Analysis of the material distribution system of wise information technology of 120 under deep learning

Abstract

In order to explore the feasibility of using deep learning in the Wise Information Technology of 120 (WIT120) material distribution system under deep learning, in the study, first, the Hopfield neural network and simulated annealing (SA) algorithm are used to study the path optimization in the WIT120 material distribution system. Aiming at the poor optimization and robustness of the traditional Hopfield neural network and the low optimization efficiency of SA algorithm, in this study, a memory device is added to the SA algorithm, the distribution starting points of the two algorithms are fixed, and an improved hybrid algorithm is designed by combining Hopfield neural network and SA algorithm. Then, the improved hybrid algorithm of the traditional Hopfield neural network and SA algorithm is used in the actual medical material distribution system, and comparative analysis of the distribution route, cost, and scheduling time before and after using the proposed algorithm is performed.
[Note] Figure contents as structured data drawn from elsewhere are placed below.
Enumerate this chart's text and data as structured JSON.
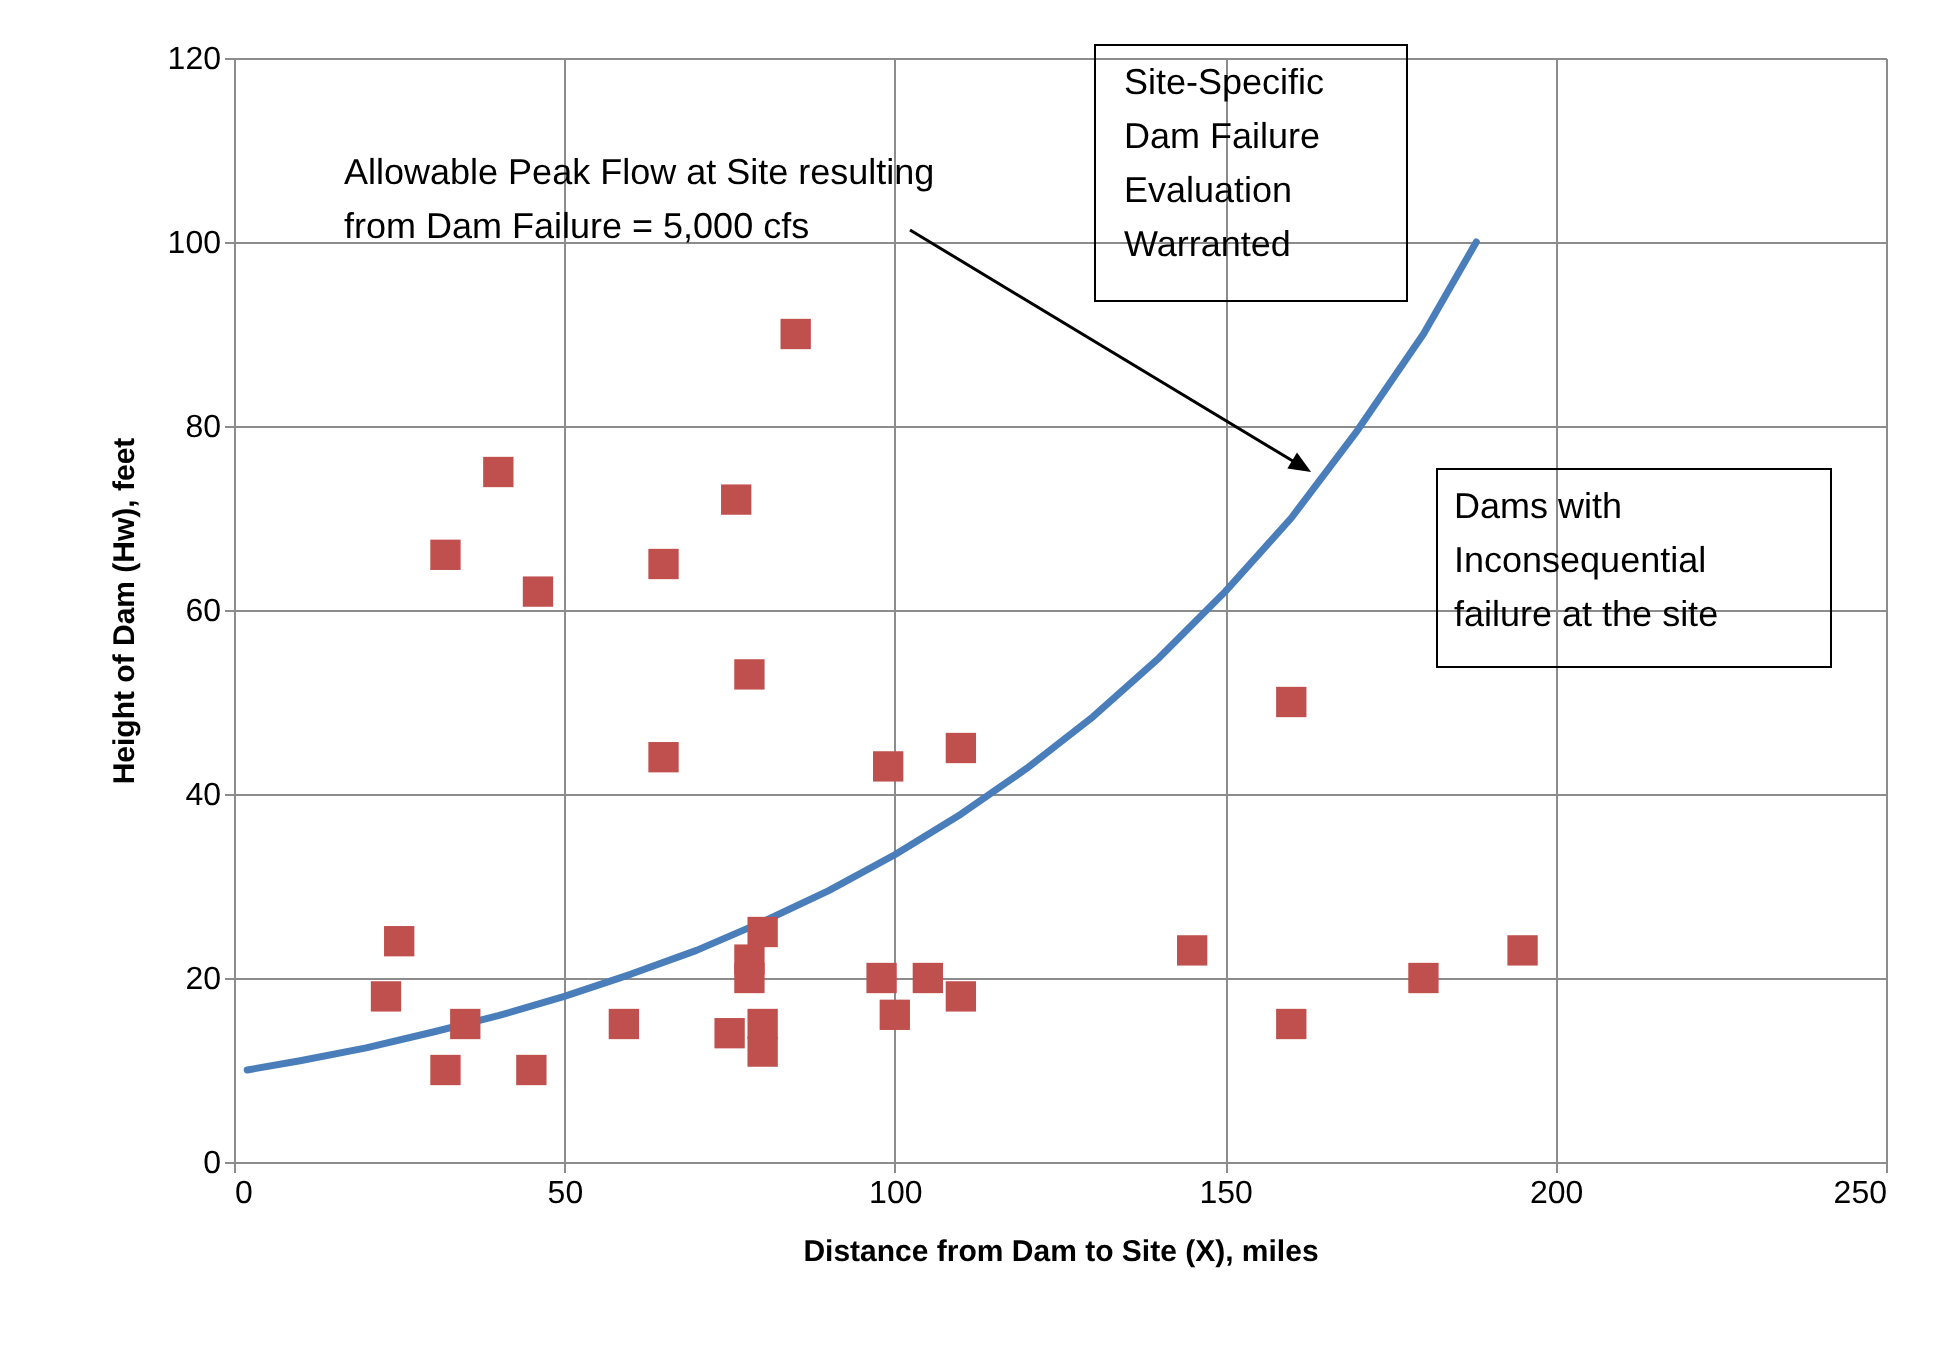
{
  "chart_data": {
    "type": "scatter",
    "xlabel": "Distance from Dam to Site (X), miles",
    "ylabel": "Height of Dam (Hw), feet",
    "xlim": [
      0,
      250
    ],
    "xticks": [
      0,
      50,
      100,
      150,
      200,
      250
    ],
    "ylim": [
      0,
      120
    ],
    "yticks": [
      0,
      20,
      40,
      60,
      80,
      100,
      120
    ],
    "grid": true,
    "series": [
      {
        "type": "line",
        "color": "#4a7ebb",
        "marker": "none",
        "line_style": "solid",
        "x": [
          2,
          10,
          20,
          30,
          40,
          50,
          60,
          70,
          80,
          90,
          100,
          110,
          120,
          130,
          140,
          150,
          160,
          170,
          180,
          188
        ],
        "values": [
          10,
          11,
          12.4,
          14.1,
          15.9,
          18,
          20.4,
          23,
          26.1,
          29.5,
          33.4,
          37.8,
          42.8,
          48.4,
          54.8,
          62,
          70,
          79.5,
          90,
          100
        ]
      },
      {
        "color": "#c0504d",
        "marker": "square",
        "x": [
          23,
          25,
          32,
          32,
          35,
          40,
          46,
          45,
          59,
          65,
          65,
          76,
          75,
          78,
          78,
          78,
          80,
          80,
          80,
          85,
          99,
          98,
          100,
          105,
          110,
          110,
          145,
          160,
          160,
          180,
          195
        ],
        "values": [
          18,
          24,
          66,
          10,
          15,
          75,
          62,
          10,
          15,
          65,
          44,
          72,
          14,
          53,
          22,
          20,
          25,
          15,
          12,
          90,
          43,
          20,
          16,
          20,
          45,
          18,
          23,
          50,
          15,
          20,
          23
        ]
      }
    ],
    "annotations": [
      {
        "text": "Allowable Peak Flow at Site resulting\nfrom Dam Failure = 5,000 cfs",
        "x": 163,
        "y": 75
      },
      "Site-Specific\nDam Failure\nEvaluation\nWarranted",
      "Dams with\nInconsequential\nfailure at the site"
    ]
  }
}
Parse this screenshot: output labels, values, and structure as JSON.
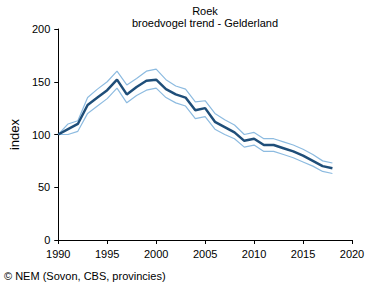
{
  "chart_data": {
    "type": "line",
    "title": "Roek",
    "subtitle": "broedvogel trend - Gelderland",
    "y_label": "index",
    "source": "© NEM (Sovon, CBS, provincies)",
    "x": [
      1990,
      1991,
      1992,
      1993,
      1994,
      1995,
      1996,
      1997,
      1998,
      1999,
      2000,
      2001,
      2002,
      2003,
      2004,
      2005,
      2006,
      2007,
      2008,
      2009,
      2010,
      2011,
      2012,
      2013,
      2014,
      2015,
      2016,
      2017,
      2018
    ],
    "series": [
      {
        "color": "#8dbbe0",
        "line_style": "thin",
        "values": [
          100,
          110,
          113,
          135,
          143,
          150,
          160,
          147,
          153,
          160,
          162,
          152,
          146,
          143,
          131,
          132,
          120,
          114,
          109,
          100,
          102,
          96,
          96,
          93,
          90,
          86,
          81,
          75,
          73
        ]
      },
      {
        "color": "#8dbbe0",
        "line_style": "thin",
        "values": [
          100,
          100,
          103,
          120,
          127,
          134,
          144,
          130,
          137,
          142,
          144,
          135,
          130,
          127,
          115,
          117,
          105,
          100,
          96,
          88,
          90,
          84,
          84,
          81,
          78,
          74,
          70,
          65,
          63
        ]
      },
      {
        "color": "#1f4e79",
        "line_style": "thick",
        "values": [
          100,
          105,
          110,
          128,
          135,
          142,
          152,
          138,
          145,
          151,
          152,
          143,
          138,
          135,
          123,
          125,
          112,
          107,
          102,
          94,
          96,
          90,
          90,
          87,
          84,
          80,
          75,
          70,
          68
        ]
      }
    ],
    "xlim": [
      1990,
      2020
    ],
    "xticks": [
      1990,
      1995,
      2000,
      2005,
      2010,
      2015,
      2020
    ],
    "ylim": [
      0,
      200
    ],
    "yticks": [
      0,
      50,
      100,
      150,
      200
    ],
    "grid": false
  }
}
Besides, the difference between the proposed algorithm and other algorithms in path optimization and path planning efficiency is compared and analyzed. The results show that the improved hybrid algorithm proposed in this research reduces the total mileage of distribution by 46.9%, costs by 33.9%, and the time required for scheduling by 99% after applied in the medical material distribution system. It is also better than traditional analog algorithms and neural networks in distribution path optimization. The path optimization results show that the shortest path produced by the improved hybrid algorithm in this study is 27.85, which is superior to the traditional SA algorithm, Hopfield neural network, and genetic algorithm (the shortest paths obtained are 41.21, 44.63 and 36.48, respectively). Compared with other optimization algorithms, the path planning efficiency of the hybrid algorithm is the highest (the amount of distribution tasks completed in unit time is 22). In conclusion, the improved hybrid algorithm proposed in this study can effectively reduce distribution costs, shorten transportation routes, and improve optimization efficiency, indicating that the hybrid algorithm proposed in this study is effective and practical when applied in the medical material distribution system, which can provide reference value for medical material distribution and provide data support for the management of medical material distribution.